If you take a stroll nowadays through one of Tokyo‘s trendy districts, such as Daikanyama or Omoto-Sando, you will repeatedly come across kyosho jutaku. Often just a few metres wide, these architecturally brilliant micro homes made of exposed concrete, glass and wood are to be found in the urban niches of Japan’s huge metropolis. According to the architect Kengo Kuma, whose Olympic Stadium will be the centrepiece of the Summer Olympics to be held here in 2020, the tradition of these simple city homes goes back to the 13th century. The mini homes became an artistic form in their own right, however, in the 1990s, when young architects, creatively and intelligently using leftover land, had complete single-family homes built on areas the size of a parking space and in the narrow, unused spaces between buildings that inside feel much more spacious than they really are. The secret recipe – using open floor plans, strategically placed tubular skylights to let in the daylight, balanced proportions and exciting tactile materials, spaces are created that are much more than the sum of their parts.
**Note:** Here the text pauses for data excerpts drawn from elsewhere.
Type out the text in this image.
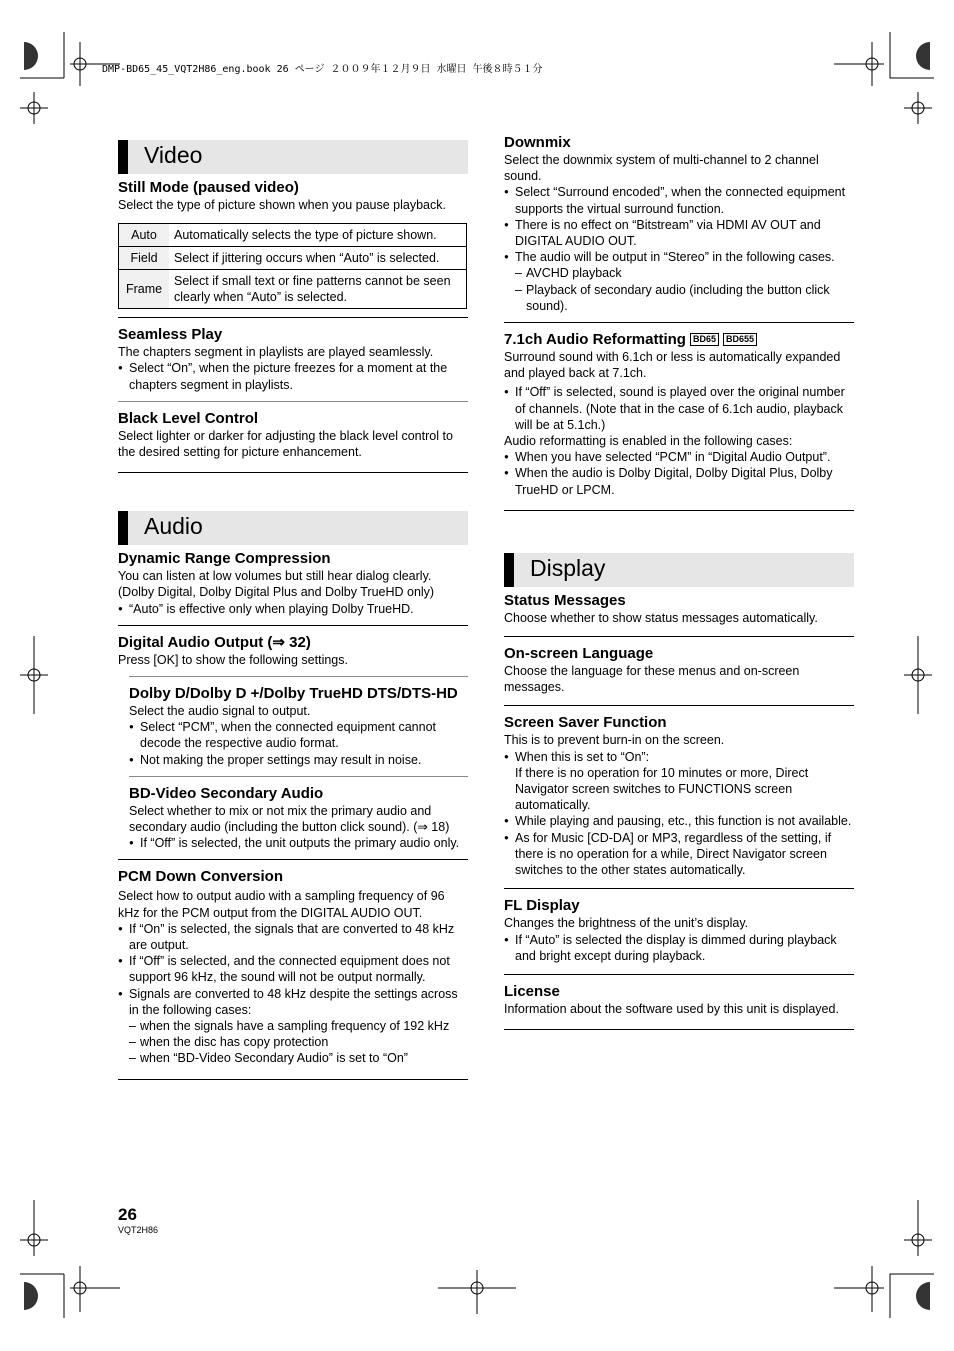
DMP-BD65_45_VQT2H86_eng.book 26 ページ ２００９年１２月９日 水曜日 午後８時５１分
Video

Still Mode (paused video)

Select the type of picture shown when you pause playback.

Auto	Automatically selects the type of picture shown.
Field	Select if jittering occurs when “Auto” is selected.
Frame	Select if small text or fine patterns cannot be seen clearly when “Auto” is selected.

Seamless Play

The chapters segment in playlists are played seamlessly.

● Select “On”, when the picture freezes for a moment at the chapters segment in playlists.

Black Level Control

Select lighter or darker for adjusting the black level control to the desired setting for picture enhancement.

Audio

Dynamic Range Compression

You can listen at low volumes but still hear dialog clearly. (Dolby Digital, Dolby Digital Plus and Dolby TrueHD only)

● “Auto” is effective only when playing Dolby TrueHD.

Digital Audio Output (⇒ 32)

Press [OK] to show the following settings.

Dolby D/Dolby D +/Dolby TrueHD DTS/DTS-HD

Select the audio signal to output.

● Select “PCM”, when the connected equipment cannot decode the respective audio format.
● Not making the proper settings may result in noise.

BD-Video Secondary Audio

Select whether to mix or not mix the primary audio and secondary audio (including the button click sound). (⇒ 18)

● If “Off” is selected, the unit outputs the primary audio only.

PCM Down Conversion

Select how to output audio with a sampling frequency of 96 kHz for the PCM output from the DIGITAL AUDIO OUT.

● If “On” is selected, the signals that are converted to 48 kHz are output.
● If “Off” is selected, and the connected equipment does not support 96 kHz, the sound will not be output normally.
● Signals are converted to 48 kHz despite the settings across in the following cases:
– when the signals have a sampling frequency of 192 kHz
– when the disc has copy protection
– when “BD-Video Secondary Audio” is set to “On”

Downmix

Select the downmix system of multi-channel to 2 channel sound.

● Select “Surround encoded”, when the connected equipment supports the virtual surround function.
● There is no effect on “Bitstream” via HDMI AV OUT and DIGITAL AUDIO OUT.
● The audio will be output in “Stereo” in the following cases.
– AVCHD playback
– Playback of secondary audio (including the button click sound).

7.1ch Audio Reformatting BD65 BD655

Surround sound with 6.1ch or less is automatically expanded and played back at 7.1ch.

● If “Off” is selected, sound is played over the original number of channels. (Note that in the case of 6.1ch audio, playback will be at 5.1ch.)

Audio reformatting is enabled in the following cases:

● When you have selected “PCM” in “Digital Audio Output”.
● When the audio is Dolby Digital, Dolby Digital Plus, Dolby TrueHD or LPCM.
Display

Status Messages

Choose whether to show status messages automatically.

On-screen Language

Choose the language for these menus and on-screen messages.

Screen Saver Function

This is to prevent burn-in on the screen.

● When this is set to “On”:
If there is no operation for 10 minutes or more, Direct Navigator screen switches to FUNCTIONS screen automatically.
● While playing and pausing, etc., this function is not available.
● As for Music [CD-DA] or MP3, regardless of the setting, if there is no operation for a while, Direct Navigator screen switches to the other states automatically.

FL Display

Changes the brightness of the unit’s display.

● If “Auto” is selected the display is dimmed during playback and bright except during playback.

License

Information about the software used by this unit is displayed.

26
VQT2H86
But you don‘t have to travel to Tokyo to experience the architectural tradition of the kyosho jutaku: in the remote and rugged mountain village of Vals in the Swiss Canton of Grisons, you will not only find the almost severe Zen Buddhist austerity of the Therme Vals, the spa designed by Peter Zumthor and built almost entirely of locally quarried quartzite slabs – in the adjoining 7132 Hotel, Japan’s grand masters of architecture, none other than Kengo Kuma and Tadao Ando, have also immortalised themselves with individually designed micro suites. Anyone who has ever spent the night in Ando‘s tiny, 20-square-metre homage to a Japanese tea house or in Kuma‘s equally compact oak-panelled will see the possible ways of using living space in a totally new light.
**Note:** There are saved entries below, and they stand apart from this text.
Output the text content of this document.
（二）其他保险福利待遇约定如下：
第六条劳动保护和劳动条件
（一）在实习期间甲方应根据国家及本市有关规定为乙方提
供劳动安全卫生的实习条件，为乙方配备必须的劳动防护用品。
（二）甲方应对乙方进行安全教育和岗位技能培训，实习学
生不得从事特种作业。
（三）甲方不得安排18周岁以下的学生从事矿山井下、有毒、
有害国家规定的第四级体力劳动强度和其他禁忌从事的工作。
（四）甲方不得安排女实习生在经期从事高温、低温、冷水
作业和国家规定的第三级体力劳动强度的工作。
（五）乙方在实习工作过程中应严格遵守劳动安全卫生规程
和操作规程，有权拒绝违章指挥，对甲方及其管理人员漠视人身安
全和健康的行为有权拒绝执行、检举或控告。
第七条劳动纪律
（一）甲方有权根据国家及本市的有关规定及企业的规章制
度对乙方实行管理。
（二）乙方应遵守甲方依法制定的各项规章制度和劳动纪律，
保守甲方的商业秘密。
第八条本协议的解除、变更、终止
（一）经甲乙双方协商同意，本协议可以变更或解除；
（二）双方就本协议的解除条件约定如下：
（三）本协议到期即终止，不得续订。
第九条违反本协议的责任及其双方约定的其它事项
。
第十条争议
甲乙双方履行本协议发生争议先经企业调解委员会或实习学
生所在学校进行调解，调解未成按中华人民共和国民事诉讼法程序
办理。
A philosophy of things is something you encounter frequently in Japan. At first sight, buildings and objects appear to be simple, almost banal – but on closer examination, however, turned out to be well thought out and beautifully balanced down to the finest detail. The aesthetic objective is not a craving for admiration at all costs, but rather harmony. And a clear attitude that is evident behind the form. There’s a perfectly good reason why the small black Braun alarm clocks created by the designer Dieter Rams, which you will only find in Europe these days in antique shops, are still being produced and held in reverence in Japan. Why reinvent what is ultimately a perfect product, if it already exists? Porsche too has been building the 911 for more than 50 years now and has never compromised – and is loved for its consistency and timelessness by design purists and sport drivers alike. With the paradigm shift resulting from the arrival of e-mobility and automated driving, however, Porsche is now being forced to take a fresh look at the car as a space in which we live and communicate. And with its “Mission E“, has chosen to take an approach that is impressive in terms of both its aesthetic and its functional consequences.
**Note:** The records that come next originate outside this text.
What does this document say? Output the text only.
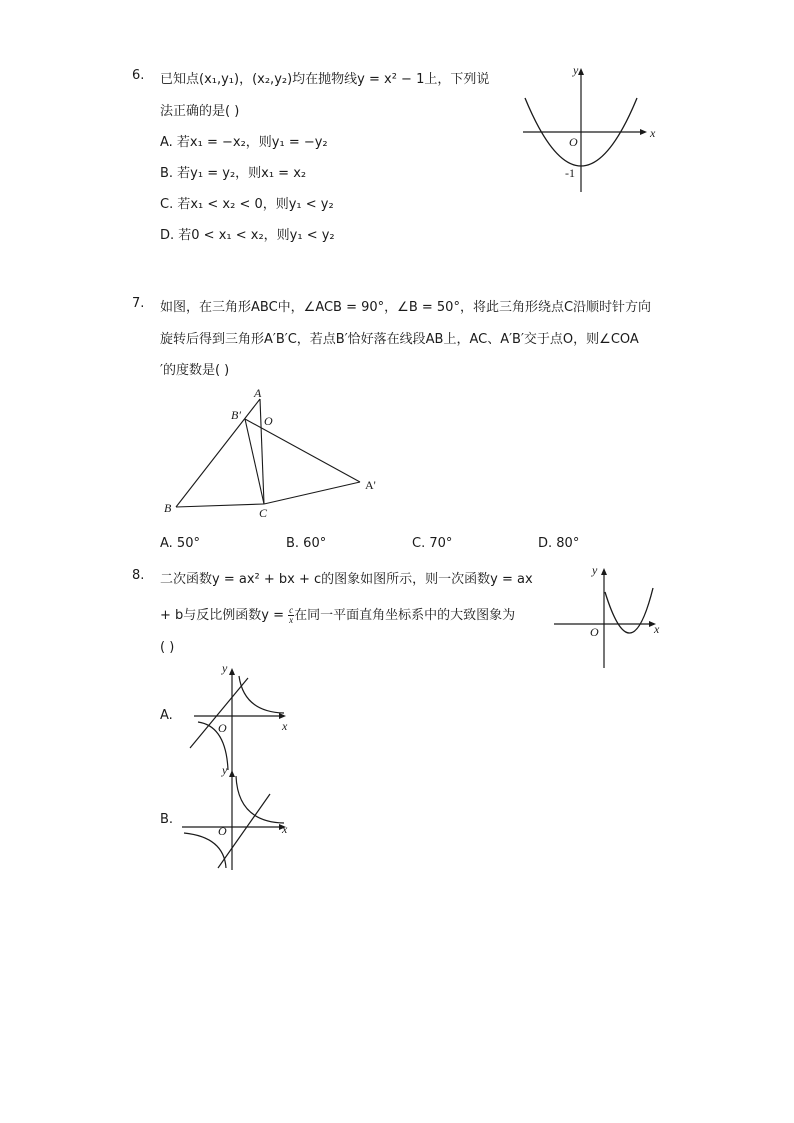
6. 已知点(x₁,y₁)，(x₂,y₂)均在抛物线y = x² − 1上，下列说
法正确的是( )
A. 若x₁ = −x₂，则y₁ = −y₂
B. 若y₁ = y₂，则x₁ = x₂
C. 若x₁ < x₂ < 0，则y₁ < y₂
D. 若0 < x₁ < x₂，则y₁ < y₂
x
y
O
-1
7. 如图，在三角形ABC中，∠ACB = 90°，∠B = 50°，将此三角形绕点C沿顺时针方向
旋转后得到三角形A′B′C，若点B′恰好落在线段AB上，AC、A′B′交于点O，则∠COA
′的度数是( )
A
B′ O
B	C
A'
A. 50°	B. 60°	C. 70°	D. 80°
8. 二次函数y = ax² + bx + c的图象如图所示，则一次函数y = ax
+ b与反比例函数$y = \frac{c}{x}$ 在同一平面直角坐标系中的大致图象为
( )
x
y
O
A.
x
y
O
B.
x
y
O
The evolution of e-mobility and automated driving has ultimately resulted in a change in the principles of car design. No longer does the position of the engine or the main purpose for which it is used determine the car’s appearance. Instead, cars in future will be designed around the space the passengers occupy during the journey they are making and in which they react with each other with the aid of harmoniously integrated interfaces between the car and the environment. Car brands will no longer represent individual products, such as sports cars or SUVs, but – in much the same way today as a brand, such as Apple – will stand for a recognisable design philosophy and the persuasive power of their ideas. Instead of creating new levels of complexity, the cars of tomorrow should rather stand for clarity and ease. And instead of audio-visual noise, they should represent contemplative silence.
Even the new Porsche, which is now celebrating its debut in Geneva, does not intend to impress potential buyers with flickering ornamental shapes and decorative frills. It is not a multifaceted object that changes its character every time it is seen from a different angle, but is rather a fully-integrated concept that has taken the interplay of countless elements – from the side window line to the interface – to create a single, coherent and harmonious whole. A minimalist tea house on wheels, as it were. Even if, admittedly, a very fast one.
The members of the design team have consistently taken full advantage of the most advanced technical means available to them to create space and expand it digitally. Instead of loads of fancy details and endless rows of switches, you are now presented with an imposing, monochrome-looking interface and a lighting concept designed to create moods with colours. In terms of its exterior design, Porsche‘s electric supercar is also breaking new ground – and with its science-fiction look is certain to make its presence felt in the series: the three-dimensional rear lights made of glass with integrated Porsche lettering alone have what it takes to become a third distinguishing feature alongside the brand topography and Porsche crest. “When I design buildings,” the Japanese master architect Tadao Ando once said, “I think of the total composition, much as the parts of a body would fit together. On top of that, I think about how people will approach the building and experience that space.” It is the composition of the kind of holistically conceived architectural experience of space that will play a key role in future car designs and is expressed in Porsche’s current “Mission E” concept cars.